Pandemic Could Be 'Kiss Of Death' For Managed Trade: WTO Candidate
The coronavirus pandemic has heaped pressure on the troubled World Trade Organization, a WTO leadership candidate said, warning the crisis could spell the end of rules-based international trade altogether.
Liam Fox, Britain's first post-Brexit international trade secretary and one of eight candidates vying to become the WTO's next director-general, voiced concern that countries might turn their backs on its multilateral trading model.
"The reaction of some countries to the Covid emergency will be to seek solace in protectionism and to believe that they will get more resilience by ... closing themselves off, if you like, from the global economy," he told AFP Thursday in an interview.
"Exactly the opposite I believe is true," he said during a conversation using the video link Zoom, insisting that countries will find more security by opening up and ensuring diversity of supply.
"For the rules-based trading system, Covid could be the kiss of life if we embrace the right policies -- or the kiss of death if we don't."
Roberto Azevedo stepped down as the WTO chief this week, a year ahead of schedule. His successor will lead an institution that was already facing multiple crises before the pandemic hit.
The Geneva-based organisation is mired in stalled trade talks and struggling to curb trade tensions between the United States and China.
The global trade body has also faced relentless attacks from Washington, which has crippled the WTO dispute settlement appeal system and threatened to leave the organisation altogether.
And now the WTO, set to remain leaderless for several more months at least, is struggling to help members navigate a severe global economic slump sparked by the coronavirus pandemic.
The WTO has presented a timeline for selecting one of the eight leadership candidates -- three Africans, two Europeans, two from Asia and one Latin American -- within a few months.
But increasing politicisation within the organisation, which relies on consensus to reach decisions, has sparked fears that the process could take much longer.
Fox acknowledged "there is at least a technical chance that that could be slowed down" by the politicised climate.
But he said WTO members were eager to settle quickly on a new director-general to help navigate an increasingly complex reality.
"All the issues faced by the new DG are super-charged by the Covid crisis," he said. "I think there is an understanding of the urgency in the process."
Fox, 58, said that as a politician with long experience of elections, he found the WTO selection process "highly unusual".
It includes elimination rounds during which countries express their preferences in confidential "confessionals".
"I would describe it as somewhere between choosing a pope and the Eurovision Song Contest," he quipped.
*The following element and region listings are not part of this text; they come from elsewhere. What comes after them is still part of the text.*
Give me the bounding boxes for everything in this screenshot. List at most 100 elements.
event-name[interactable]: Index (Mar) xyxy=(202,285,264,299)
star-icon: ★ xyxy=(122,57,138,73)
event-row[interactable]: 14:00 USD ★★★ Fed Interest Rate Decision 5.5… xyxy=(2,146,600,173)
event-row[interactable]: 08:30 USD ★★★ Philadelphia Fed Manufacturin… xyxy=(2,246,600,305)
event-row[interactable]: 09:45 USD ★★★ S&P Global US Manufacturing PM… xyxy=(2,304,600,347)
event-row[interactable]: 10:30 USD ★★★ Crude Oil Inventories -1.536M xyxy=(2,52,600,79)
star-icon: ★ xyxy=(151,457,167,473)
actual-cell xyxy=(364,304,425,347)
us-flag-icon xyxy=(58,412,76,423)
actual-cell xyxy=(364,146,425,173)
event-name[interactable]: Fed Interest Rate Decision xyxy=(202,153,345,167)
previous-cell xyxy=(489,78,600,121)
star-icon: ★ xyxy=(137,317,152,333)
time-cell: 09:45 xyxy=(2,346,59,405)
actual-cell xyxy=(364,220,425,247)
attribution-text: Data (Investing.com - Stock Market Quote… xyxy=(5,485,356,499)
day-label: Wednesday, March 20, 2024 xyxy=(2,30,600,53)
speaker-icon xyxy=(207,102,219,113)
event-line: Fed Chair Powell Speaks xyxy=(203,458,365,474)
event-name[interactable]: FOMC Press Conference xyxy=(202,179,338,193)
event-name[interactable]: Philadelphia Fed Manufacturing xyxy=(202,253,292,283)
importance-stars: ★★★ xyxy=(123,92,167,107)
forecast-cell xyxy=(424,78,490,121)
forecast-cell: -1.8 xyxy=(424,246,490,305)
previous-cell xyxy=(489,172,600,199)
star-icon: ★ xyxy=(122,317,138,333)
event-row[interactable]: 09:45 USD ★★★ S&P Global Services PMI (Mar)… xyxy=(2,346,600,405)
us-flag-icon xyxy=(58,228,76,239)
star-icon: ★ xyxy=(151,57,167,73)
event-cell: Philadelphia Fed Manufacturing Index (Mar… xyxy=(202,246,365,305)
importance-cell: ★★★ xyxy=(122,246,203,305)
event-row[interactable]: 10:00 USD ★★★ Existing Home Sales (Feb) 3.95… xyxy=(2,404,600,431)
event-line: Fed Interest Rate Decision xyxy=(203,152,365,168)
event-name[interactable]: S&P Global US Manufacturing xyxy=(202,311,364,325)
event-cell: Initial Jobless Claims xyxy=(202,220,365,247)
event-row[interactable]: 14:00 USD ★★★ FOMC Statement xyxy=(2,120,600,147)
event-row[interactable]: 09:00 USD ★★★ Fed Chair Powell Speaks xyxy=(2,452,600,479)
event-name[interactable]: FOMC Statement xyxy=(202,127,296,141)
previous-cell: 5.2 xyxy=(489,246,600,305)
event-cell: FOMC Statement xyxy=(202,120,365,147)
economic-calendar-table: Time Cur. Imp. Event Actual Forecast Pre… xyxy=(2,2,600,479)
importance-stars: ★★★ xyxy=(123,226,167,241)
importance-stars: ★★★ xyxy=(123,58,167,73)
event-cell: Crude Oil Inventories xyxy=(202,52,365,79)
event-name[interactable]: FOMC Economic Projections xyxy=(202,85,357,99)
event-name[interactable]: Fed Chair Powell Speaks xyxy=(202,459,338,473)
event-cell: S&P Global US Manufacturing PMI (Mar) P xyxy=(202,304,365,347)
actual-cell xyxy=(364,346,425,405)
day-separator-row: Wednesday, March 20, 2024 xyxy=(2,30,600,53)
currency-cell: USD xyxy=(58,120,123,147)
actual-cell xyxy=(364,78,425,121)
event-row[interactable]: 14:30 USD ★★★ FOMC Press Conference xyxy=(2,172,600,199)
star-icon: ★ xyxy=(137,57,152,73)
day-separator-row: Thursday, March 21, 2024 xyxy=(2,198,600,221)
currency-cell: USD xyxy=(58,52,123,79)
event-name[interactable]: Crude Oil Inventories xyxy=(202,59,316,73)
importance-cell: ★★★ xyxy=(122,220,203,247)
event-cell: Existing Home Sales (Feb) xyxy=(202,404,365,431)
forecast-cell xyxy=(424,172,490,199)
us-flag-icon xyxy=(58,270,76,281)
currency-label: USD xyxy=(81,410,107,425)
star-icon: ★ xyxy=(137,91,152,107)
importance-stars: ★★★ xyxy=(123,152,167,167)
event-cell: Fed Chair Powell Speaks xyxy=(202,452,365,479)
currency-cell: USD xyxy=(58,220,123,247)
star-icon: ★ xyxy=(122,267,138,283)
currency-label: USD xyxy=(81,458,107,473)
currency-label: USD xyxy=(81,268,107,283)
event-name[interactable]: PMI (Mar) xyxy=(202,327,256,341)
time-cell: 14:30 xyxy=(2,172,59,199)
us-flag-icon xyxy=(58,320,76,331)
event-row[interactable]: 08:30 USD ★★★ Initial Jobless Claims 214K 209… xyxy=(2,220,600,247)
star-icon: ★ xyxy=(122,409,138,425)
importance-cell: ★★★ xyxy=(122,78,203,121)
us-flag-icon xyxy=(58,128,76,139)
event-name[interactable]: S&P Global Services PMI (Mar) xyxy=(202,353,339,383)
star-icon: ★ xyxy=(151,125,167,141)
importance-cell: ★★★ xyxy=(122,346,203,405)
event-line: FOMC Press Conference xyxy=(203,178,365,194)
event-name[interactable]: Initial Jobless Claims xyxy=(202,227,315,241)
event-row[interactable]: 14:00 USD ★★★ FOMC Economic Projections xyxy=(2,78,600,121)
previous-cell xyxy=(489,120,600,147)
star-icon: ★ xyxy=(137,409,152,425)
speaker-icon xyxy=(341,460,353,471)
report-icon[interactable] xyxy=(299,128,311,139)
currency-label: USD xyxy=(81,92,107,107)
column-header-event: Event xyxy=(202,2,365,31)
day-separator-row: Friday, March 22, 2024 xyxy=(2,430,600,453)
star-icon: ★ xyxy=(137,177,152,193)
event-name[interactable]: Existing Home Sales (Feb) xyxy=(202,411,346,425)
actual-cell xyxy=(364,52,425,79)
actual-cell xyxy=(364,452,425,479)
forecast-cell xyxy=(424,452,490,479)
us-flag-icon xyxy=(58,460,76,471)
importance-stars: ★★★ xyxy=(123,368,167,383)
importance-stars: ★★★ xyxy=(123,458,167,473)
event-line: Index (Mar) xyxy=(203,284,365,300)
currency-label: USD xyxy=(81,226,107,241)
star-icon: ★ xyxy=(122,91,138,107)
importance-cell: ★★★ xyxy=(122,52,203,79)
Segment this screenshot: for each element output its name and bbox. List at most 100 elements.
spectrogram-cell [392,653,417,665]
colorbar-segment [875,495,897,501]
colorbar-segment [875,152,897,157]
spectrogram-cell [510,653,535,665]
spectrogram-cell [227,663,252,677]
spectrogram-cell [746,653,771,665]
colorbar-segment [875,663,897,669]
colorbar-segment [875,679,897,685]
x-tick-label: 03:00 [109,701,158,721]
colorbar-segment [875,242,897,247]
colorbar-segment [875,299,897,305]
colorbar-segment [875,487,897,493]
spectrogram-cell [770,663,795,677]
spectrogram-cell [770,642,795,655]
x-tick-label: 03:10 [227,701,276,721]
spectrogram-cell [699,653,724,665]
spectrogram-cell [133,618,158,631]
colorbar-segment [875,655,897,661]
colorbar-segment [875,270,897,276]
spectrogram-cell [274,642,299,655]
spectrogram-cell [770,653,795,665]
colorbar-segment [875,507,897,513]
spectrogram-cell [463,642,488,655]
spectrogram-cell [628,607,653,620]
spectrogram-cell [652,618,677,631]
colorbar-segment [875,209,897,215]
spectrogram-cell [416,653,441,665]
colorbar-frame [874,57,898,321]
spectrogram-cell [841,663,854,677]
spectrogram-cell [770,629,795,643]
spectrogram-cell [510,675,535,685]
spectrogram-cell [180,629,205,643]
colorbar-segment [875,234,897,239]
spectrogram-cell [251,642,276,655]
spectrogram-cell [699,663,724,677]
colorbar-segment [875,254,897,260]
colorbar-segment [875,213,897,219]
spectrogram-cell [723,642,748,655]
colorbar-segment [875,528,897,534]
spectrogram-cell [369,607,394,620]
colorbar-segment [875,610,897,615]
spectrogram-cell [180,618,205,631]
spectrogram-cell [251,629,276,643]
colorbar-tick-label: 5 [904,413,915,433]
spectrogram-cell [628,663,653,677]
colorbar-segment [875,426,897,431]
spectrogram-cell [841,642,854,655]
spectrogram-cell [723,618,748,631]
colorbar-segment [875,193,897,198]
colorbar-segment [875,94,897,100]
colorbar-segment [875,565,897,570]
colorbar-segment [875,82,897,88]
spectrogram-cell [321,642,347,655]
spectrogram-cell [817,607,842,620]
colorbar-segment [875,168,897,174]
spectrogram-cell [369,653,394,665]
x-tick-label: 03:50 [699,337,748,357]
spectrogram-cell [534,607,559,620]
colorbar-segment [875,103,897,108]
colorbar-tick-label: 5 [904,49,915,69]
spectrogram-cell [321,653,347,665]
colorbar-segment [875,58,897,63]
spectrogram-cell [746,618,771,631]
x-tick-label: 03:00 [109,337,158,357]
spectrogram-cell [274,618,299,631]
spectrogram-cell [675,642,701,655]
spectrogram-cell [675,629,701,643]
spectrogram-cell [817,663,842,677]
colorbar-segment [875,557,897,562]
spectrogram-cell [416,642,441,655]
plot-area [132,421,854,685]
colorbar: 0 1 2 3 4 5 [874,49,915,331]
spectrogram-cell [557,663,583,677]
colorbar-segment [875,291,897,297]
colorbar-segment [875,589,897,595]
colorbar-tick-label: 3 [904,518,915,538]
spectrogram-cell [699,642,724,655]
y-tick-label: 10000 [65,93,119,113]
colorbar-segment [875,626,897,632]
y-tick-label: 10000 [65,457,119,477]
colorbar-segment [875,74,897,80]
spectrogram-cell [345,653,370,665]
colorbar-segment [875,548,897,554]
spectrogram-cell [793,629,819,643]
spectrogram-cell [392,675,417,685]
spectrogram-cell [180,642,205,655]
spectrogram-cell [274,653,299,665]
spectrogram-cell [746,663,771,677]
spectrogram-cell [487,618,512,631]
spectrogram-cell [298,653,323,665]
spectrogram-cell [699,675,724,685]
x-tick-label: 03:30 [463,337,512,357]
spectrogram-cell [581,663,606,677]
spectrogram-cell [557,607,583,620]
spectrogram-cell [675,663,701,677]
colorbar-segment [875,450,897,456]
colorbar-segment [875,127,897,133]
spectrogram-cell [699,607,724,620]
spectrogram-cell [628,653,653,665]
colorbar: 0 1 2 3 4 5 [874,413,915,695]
Fox insisted he was the right person to tackle the numerous political issues facing the WTO, and that he could help bring Washington back into the fold and rescue the WTO's appeals system.
The Brexit-backer rejected suggestions his chances might be hurt by animosity towards Britain over its decision to leave the European Union.
Most countries, including European nations, see challenges facing global trade as going "way beyond the issues of Brexit," the Scot said.
"These are very big and important issues... and made more important by the Covid emergency," said Fox.
"If we get them wrong, it would make anything that might happen with Brexit look like a picnic."